Voici un mot qui mérite amplement d’être replongé dans la Bible pour reprendre sa signification originale et durable.

En effet, le mot hébreu correspondant, qahal, n’est jamais traduit par église dans tout l’ancien testament. Ceci semble une règle que se sont imposée les traducteurs français, y compris pour traduire le grec ou le latin “ecclesia”. Signalons que le mots grec tout proches, sunagogè, n’est jamais traduit non plus par synagogue. Eglise et synagogue n’apparaissent que dans les traductions du nouveau testament, jamais dans l’ancien..

Qu’est-ce donc à l’origine que le qahal Yahvé? Ce mot désigne l’ensemble des personnes que Dieu convoque, et qui se réunissent par obéissance à l’appel de Dieu. Ou encore; l’assemblée de Dieu. Ou encore: le peuple de Dieu. Moïse reçoit l’ordre de convoquer “toute l’assemblée de la communauté d’Israël” pour lui transmettre le message de libération d’Egypte, l’organisation de la Pâque (Ex 12.6)

Par la suite, au pied du Sinaï, Moïse rassemblera ce peuple libéré avec lequel Dieu fait alliance.
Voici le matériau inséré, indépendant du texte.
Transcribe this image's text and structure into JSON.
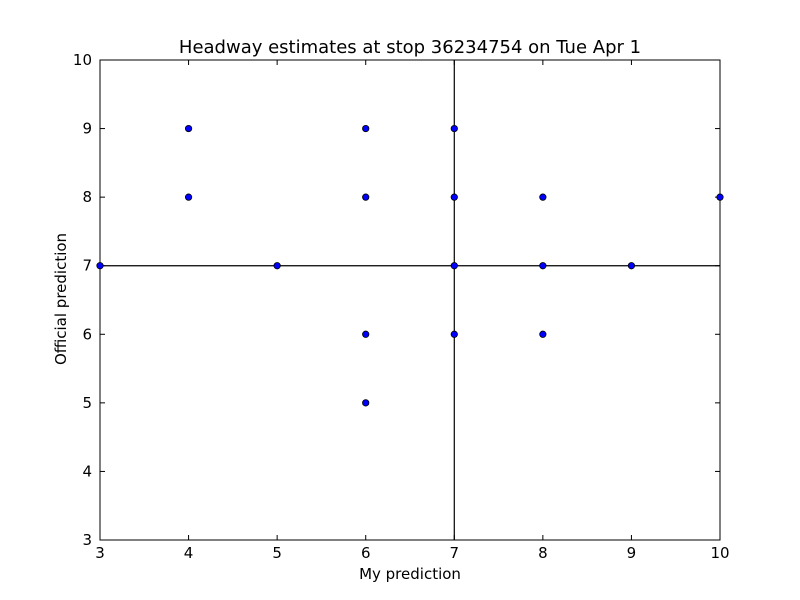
{
  "chart_data": {
    "type": "scatter",
    "title": "Headway estimates at stop 36234754 on Tue Apr 1",
    "xlabel": "My prediction",
    "ylabel": "Official prediction",
    "xlim": [
      3,
      10
    ],
    "ylim": [
      3,
      10
    ],
    "xticks": [
      "3",
      "4",
      "5",
      "6",
      "7",
      "8",
      "9",
      "10"
    ],
    "yticks": [
      "3",
      "4",
      "5",
      "6",
      "7",
      "8",
      "9",
      "10"
    ],
    "reference_lines": {
      "x": 7,
      "y": 7
    },
    "grid": false,
    "legend": "none",
    "point_color": "#0000ff",
    "points": [
      {
        "x": 3,
        "y": 7
      },
      {
        "x": 4,
        "y": 9
      },
      {
        "x": 4,
        "y": 8
      },
      {
        "x": 5,
        "y": 7
      },
      {
        "x": 6,
        "y": 9
      },
      {
        "x": 6,
        "y": 8
      },
      {
        "x": 6,
        "y": 6
      },
      {
        "x": 6,
        "y": 5
      },
      {
        "x": 7,
        "y": 9
      },
      {
        "x": 7,
        "y": 8
      },
      {
        "x": 7,
        "y": 7
      },
      {
        "x": 7,
        "y": 6
      },
      {
        "x": 8,
        "y": 8
      },
      {
        "x": 8,
        "y": 7
      },
      {
        "x": 8,
        "y": 6
      },
      {
        "x": 9,
        "y": 7
      },
      {
        "x": 10,
        "y": 8
      }
    ]
  }
}
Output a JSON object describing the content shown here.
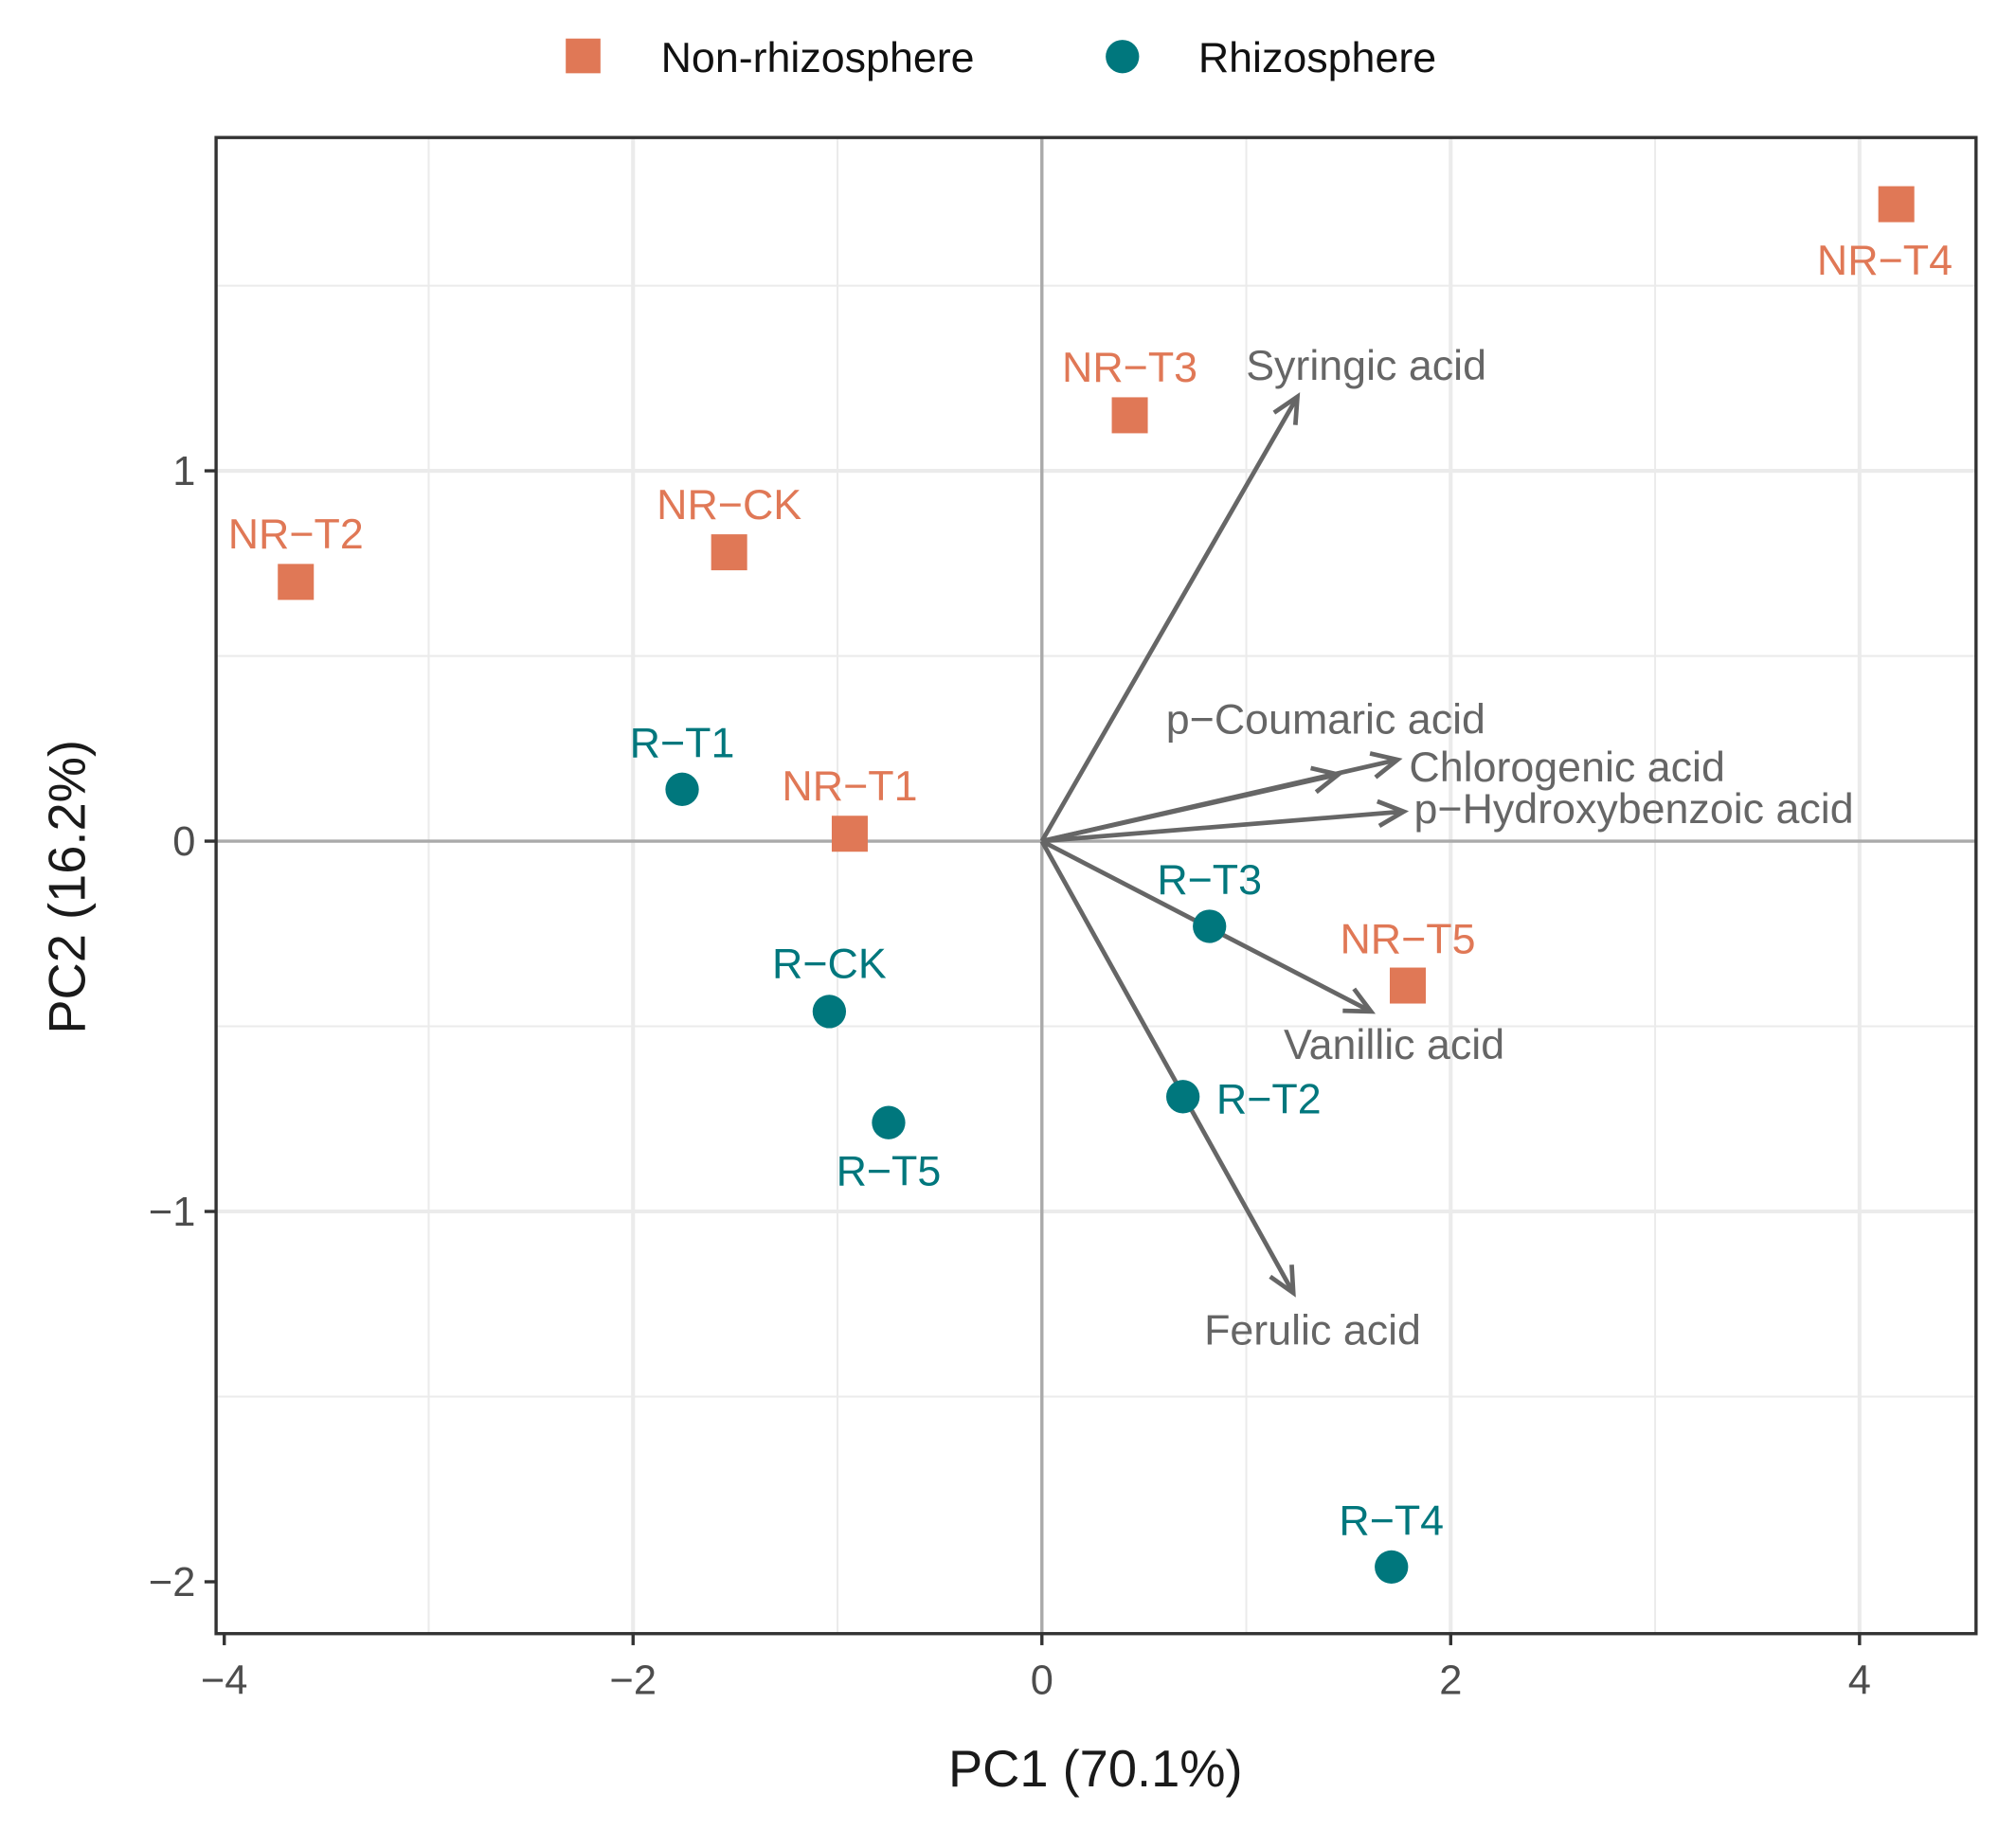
{
  "chart_data": {
    "type": "scatter",
    "title": "",
    "xlabel": "PC1 (70.1%)",
    "ylabel": "PC2 (16.2%)",
    "xlim": [
      -4.04,
      4.57
    ],
    "ylim": [
      -2.14,
      1.9
    ],
    "xticks": [
      -4,
      -2,
      0,
      2,
      4
    ],
    "yticks": [
      -2,
      -1,
      0,
      1
    ],
    "xtick_labels": [
      "−4",
      "−2",
      "0",
      "2",
      "4"
    ],
    "ytick_labels": [
      "−2",
      "−1",
      "0",
      "1"
    ],
    "grid": true,
    "legend": {
      "placement": "top",
      "entries": [
        {
          "name": "Non-rhizosphere",
          "shape": "square",
          "color": "#E07856"
        },
        {
          "name": "Rhizosphere",
          "shape": "circle",
          "color": "#00777D"
        }
      ]
    },
    "series": [
      {
        "name": "Non-rhizosphere",
        "color": "#E07856",
        "points": [
          {
            "label": "NR−T4",
            "x": 4.18,
            "y": 1.72
          },
          {
            "label": "NR−T3",
            "x": 0.43,
            "y": 1.15
          },
          {
            "label": "NR−CK",
            "x": -1.53,
            "y": 0.78
          },
          {
            "label": "NR−T2",
            "x": -3.65,
            "y": 0.7
          },
          {
            "label": "NR−T1",
            "x": -0.94,
            "y": 0.02
          },
          {
            "label": "NR−T5",
            "x": 1.79,
            "y": -0.39
          }
        ]
      },
      {
        "name": "Rhizosphere",
        "color": "#00777D",
        "points": [
          {
            "label": "R−T1",
            "x": -1.76,
            "y": 0.14
          },
          {
            "label": "R−CK",
            "x": -1.04,
            "y": -0.46
          },
          {
            "label": "R−T5",
            "x": -0.75,
            "y": -0.76
          },
          {
            "label": "R−T3",
            "x": 0.82,
            "y": -0.23
          },
          {
            "label": "R−T2",
            "x": 0.69,
            "y": -0.69
          },
          {
            "label": "R−T4",
            "x": 1.71,
            "y": -1.96
          }
        ]
      }
    ],
    "loadings": {
      "color": "#666666",
      "vectors": [
        {
          "label": "Syringic acid",
          "x": 1.25,
          "y": 1.2
        },
        {
          "label": "p−Coumaric acid",
          "x": 1.45,
          "y": 0.18
        },
        {
          "label": "Chlorogenic acid",
          "x": 1.74,
          "y": 0.22
        },
        {
          "label": "p−Hydroxybenzoic acid",
          "x": 1.77,
          "y": 0.08
        },
        {
          "label": "Vanillic acid",
          "x": 1.61,
          "y": -0.46
        },
        {
          "label": "Ferulic acid",
          "x": 1.23,
          "y": -1.22
        }
      ]
    }
  }
}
Peuple écoutant son Dieu, acceptant ses Dix Paroles (les dix commandements), lui rendant un culte, s’efforçant de croire en lui: Tel est le premier “peuple de Dieu”, qu’on aurait pu appeler la première église, l’Eglise du Sinaî; Souvent nommée, cette assemblée est et constituée de pécheurs qui ne cessent de récriminer contre Dieu, mais auxquels Dieu ne cesse de pardonner. Un peuple à la nuque raide, ayant peur d’aller de l’avant vers la Terre promise: un peuple dont le coeur se tourne trop facilement vers des idoles. Et cependant un peuple que Dieu éduque, protège, aime comme un père peut aimer son premier-né. Un peuple auquel Dieu donnera des chefs, notamment Moïse et David, des prêtres, descendants d’Aaron, des anciens chargés de seconder les chefs, un ensemble de lois cultuelles et des règles de comportement social.
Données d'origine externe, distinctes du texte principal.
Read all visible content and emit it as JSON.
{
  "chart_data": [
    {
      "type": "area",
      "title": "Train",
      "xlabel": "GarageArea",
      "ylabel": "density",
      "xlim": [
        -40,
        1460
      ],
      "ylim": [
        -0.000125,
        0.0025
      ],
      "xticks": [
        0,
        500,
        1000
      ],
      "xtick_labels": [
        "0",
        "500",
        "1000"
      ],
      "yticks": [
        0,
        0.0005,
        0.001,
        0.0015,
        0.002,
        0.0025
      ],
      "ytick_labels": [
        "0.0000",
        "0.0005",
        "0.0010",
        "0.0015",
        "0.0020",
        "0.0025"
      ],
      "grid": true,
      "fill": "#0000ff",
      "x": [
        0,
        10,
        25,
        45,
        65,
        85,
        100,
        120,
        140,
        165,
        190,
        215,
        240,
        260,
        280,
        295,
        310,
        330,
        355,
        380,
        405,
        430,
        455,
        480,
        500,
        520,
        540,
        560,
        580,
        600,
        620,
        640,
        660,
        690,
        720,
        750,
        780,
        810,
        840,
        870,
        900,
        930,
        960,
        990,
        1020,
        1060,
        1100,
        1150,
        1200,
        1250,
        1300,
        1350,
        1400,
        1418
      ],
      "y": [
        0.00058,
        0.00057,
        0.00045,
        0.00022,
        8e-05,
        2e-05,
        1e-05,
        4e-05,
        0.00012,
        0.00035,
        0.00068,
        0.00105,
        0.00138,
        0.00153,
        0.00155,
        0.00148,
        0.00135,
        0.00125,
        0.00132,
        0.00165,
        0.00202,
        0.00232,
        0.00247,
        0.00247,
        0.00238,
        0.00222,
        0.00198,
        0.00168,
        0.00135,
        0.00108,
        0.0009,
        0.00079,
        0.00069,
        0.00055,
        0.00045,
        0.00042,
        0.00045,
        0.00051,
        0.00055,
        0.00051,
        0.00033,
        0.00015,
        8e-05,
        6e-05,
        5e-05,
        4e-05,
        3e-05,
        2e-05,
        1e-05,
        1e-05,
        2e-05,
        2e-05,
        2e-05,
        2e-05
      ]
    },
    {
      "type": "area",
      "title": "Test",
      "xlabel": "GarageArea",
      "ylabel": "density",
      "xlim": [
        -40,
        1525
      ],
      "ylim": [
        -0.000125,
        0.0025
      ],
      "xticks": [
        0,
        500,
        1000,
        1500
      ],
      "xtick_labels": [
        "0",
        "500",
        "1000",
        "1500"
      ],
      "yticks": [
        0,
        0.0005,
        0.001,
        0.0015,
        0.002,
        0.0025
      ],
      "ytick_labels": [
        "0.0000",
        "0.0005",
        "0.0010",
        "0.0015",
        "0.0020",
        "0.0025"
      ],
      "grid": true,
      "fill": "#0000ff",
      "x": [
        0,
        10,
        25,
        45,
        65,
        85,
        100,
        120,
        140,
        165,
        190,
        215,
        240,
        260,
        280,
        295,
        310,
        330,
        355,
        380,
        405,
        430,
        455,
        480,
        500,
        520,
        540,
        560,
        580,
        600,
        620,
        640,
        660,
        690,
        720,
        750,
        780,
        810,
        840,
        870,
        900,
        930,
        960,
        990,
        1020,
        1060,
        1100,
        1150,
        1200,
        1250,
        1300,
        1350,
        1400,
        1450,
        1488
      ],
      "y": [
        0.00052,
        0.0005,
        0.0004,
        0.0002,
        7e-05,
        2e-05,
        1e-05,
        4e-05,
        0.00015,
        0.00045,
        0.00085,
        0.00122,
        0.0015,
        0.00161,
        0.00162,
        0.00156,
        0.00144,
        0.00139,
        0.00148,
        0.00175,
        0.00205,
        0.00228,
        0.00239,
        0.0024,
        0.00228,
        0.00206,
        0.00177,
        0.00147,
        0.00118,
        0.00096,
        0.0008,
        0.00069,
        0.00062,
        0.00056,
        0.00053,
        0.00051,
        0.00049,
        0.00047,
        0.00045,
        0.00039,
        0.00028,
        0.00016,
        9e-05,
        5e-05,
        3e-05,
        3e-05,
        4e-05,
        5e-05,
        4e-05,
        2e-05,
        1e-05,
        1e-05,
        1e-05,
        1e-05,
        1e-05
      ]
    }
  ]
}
En entendant cette énumération concernant l’assemblée de Dieu, l’ecclesia de l’ancien testament, nous ne pouvons nous empêcher de reconnaître un grand nombre de similitudes avec ce que les traducteurs appellent Eglise dans le nouveau testament.

 

Au fait, Jésus a-t-il clairement parlé de l’Eglise? Oui, mais à deux reprises seulement, et selon le seul évangile de Matthieu, pour annoncer qu’il établira son Eglise sur le roc solide de la foi que Pierre vient d’exprimer:”Tu es le Christ, le Fils du Dieu vivant”.(Mat 16). Quand Jésus parle de ceux qui constituent son église, il choisit d’autres mots: la Vigne, les brebis que Dieu aime et pour lesquelles Jésus, parfait Pasteur, est prêt à donner sa vie, ceux qui écoutent sa Parole et la mettent en pratique, ses disciples, ceux qui marchent avec lui ou qui aiment comme lui, ceux que le Père aime et qui sont habités par l’Esprit, ceux qui se réunissent pour prier et qui pardonnent.

 

Les Actes des apôtres, toutes les lettres de Paul emploient le mot “Église” pour désigner les hommes et les femmes qui, ayant entendu parler de Jésus, lui accordent entière confiance comme à Dieu le Fils, qui espèrent être rendus justes par l’enseignement, la vie, la passion, la mort et la résurrection de Jésus le Christ. Ceux qui font mémoire de lui et de son corps livré, de son sang répandu pour sceller l’Alliance nouvelle, éternelle, définitive entre Dieu et l’humanité croyante. Ceux qui fondent leurs choix sur ce que les Apôtres ont dit concernant ce Christ. Ceux qui s’efforcent de vivre dans une communion fraternelle, ceux qui prient fidèlement selon le Notre Père.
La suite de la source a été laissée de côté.